Neste ponto é bom frisar que, por mais que a impressão geral seja de que o fenômeno da desinformação se dá a partir de eventos isolados, não devemos nos enganar, na verdade ele é construído estrategicamente e se desenha a partir de interrupções intencionais, programadas e sistemáticas dos fluxos de informações confiáveis. A situação fica mais problemática quando inserimos no cálculo as mídias sociais, dado que se encaixam como luva no papel de meios de comunicação com potencial de pulverizar versões opostas à realidade diária.

Mas então algum leitor(a) pode estar aí se preguntando: Por que atores políticos de extrema direita investem no espalhamento de caos social e desordem institucional? Bom, meu caro leitor e leitora, minar e se esforçar para enfraquecer instituições, leis e governos tem como resultante uma desconfiança generalizada em relação às democracias e seus atores.
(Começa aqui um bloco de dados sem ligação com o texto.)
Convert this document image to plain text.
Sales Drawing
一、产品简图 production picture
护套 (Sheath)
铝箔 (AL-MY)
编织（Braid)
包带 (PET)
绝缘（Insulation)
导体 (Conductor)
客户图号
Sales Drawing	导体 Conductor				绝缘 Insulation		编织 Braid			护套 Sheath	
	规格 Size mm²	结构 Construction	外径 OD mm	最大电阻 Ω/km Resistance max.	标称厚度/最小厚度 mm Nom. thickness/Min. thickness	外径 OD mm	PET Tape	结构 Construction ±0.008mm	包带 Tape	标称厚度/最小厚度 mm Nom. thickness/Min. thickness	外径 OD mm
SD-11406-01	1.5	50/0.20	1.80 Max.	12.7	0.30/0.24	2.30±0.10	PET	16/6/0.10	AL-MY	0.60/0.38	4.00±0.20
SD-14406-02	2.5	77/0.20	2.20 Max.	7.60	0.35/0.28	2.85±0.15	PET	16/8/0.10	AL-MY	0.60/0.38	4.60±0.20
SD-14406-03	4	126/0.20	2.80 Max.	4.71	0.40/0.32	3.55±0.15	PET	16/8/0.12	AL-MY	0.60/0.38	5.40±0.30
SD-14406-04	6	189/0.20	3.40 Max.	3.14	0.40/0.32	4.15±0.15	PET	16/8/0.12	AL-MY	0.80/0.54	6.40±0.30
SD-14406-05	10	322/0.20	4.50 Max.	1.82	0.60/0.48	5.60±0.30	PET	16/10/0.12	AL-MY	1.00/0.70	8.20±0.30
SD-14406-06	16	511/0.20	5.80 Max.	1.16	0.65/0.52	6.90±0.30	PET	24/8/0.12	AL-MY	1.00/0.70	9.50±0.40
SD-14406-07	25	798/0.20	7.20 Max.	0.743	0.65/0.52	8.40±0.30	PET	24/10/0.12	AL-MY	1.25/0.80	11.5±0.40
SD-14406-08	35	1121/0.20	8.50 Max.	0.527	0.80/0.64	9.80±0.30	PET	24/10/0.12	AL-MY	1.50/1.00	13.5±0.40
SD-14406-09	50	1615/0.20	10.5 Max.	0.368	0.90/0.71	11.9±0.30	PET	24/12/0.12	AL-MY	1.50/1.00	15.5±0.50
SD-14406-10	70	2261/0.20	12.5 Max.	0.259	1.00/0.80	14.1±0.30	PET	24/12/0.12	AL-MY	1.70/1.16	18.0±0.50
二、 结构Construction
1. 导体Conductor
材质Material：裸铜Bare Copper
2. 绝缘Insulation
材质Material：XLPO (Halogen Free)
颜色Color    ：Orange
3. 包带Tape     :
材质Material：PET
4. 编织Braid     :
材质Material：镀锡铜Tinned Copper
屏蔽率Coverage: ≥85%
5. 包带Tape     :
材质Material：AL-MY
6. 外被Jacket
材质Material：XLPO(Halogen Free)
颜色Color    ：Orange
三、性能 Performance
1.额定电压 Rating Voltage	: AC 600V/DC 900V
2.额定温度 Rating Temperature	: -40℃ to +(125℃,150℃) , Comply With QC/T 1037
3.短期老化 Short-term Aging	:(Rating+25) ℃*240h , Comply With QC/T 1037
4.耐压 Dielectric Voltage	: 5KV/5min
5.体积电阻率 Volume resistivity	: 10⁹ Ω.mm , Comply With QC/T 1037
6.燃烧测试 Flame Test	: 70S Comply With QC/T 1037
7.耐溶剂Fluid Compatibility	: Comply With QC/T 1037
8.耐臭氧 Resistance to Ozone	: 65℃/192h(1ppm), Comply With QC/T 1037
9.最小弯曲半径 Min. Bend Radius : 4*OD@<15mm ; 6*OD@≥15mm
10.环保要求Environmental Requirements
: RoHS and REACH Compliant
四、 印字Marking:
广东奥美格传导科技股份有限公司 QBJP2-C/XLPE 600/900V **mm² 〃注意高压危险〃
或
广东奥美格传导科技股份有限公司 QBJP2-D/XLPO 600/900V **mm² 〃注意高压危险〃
Isso, por sua vez, faz com que parte dos cidadãos, agora desacreditados, optem por confiar exatamente naqueles líderes de extrema direita, aquelas lideranças autoritárias que se dizem “contra tudo o que está aí, tá ok?” e que se coloquem como solução (não-democrática) para todos os problemas da nação.

No caso brasileiro, essa guerra de informações tem caminhado e se consolidado com uma guerra cultural, na qual se tensiona a sociedade em relação a seus valores, símbolos, pensamento, etcSegundo o autor João Cezar de Castro Rocha no livroGuerra cultural e retórica do ódio: crônicas do Brasil, a guerra cultural bolsonarista á o eixo do governo, sendo que esta teria elementos transnacionais, aproximando-se do que faz a alt-right americana e o que faz o Movement de Steve Bannon. Além disso, teria também características próprias como o revanchismo militar, advindas do livro Orvil e da Doutrina de Segurança Nacional (DSN), e uma retórica de ódio, sistematizada por Olavo de Carvalho.

Isso tudo pode parecer “muito Black Mirror”, mas é a realidade.

O que vemos é que o mundo tem aumentado sua preocupação com as guerras de informação, a ponto de União Européia, em cooperação com a Organização do Tratado do Atlântico Norte (Otan) fundasse o The European Centre of Excellence for Countering Hybrid Threats (Centro Europeu de Excelência para Combater Ameaças Híbridas), na Finlândia.

Post scriptum: E enquanto eu finalizava este texto li a notícia de que Steve Bannon, talvez a maior marqueteiro da extrema-direita do mundo e em quem recaem milhares de denúncias acerca do espalhamento de desinformação em campanhas eleitorais, cooperará com a campanha de reeleição de Jair Bolsonaro. Sinistro.

Notas:

[1] BENNETT, W. Lance; LIVINGSTON, Steven. “The disinformation order: Disruptive communication and the decline of democratic institutions”. European journal of communication, v. 33, nº 2, p. 122-139, 2018.
[2] Agradeço ao grupo de pesquisadoras e pesquisadores que compõe o projeto Observa – Observatório de Conflitos na Internet pelo debate acerca deste artigo e de tantos outros.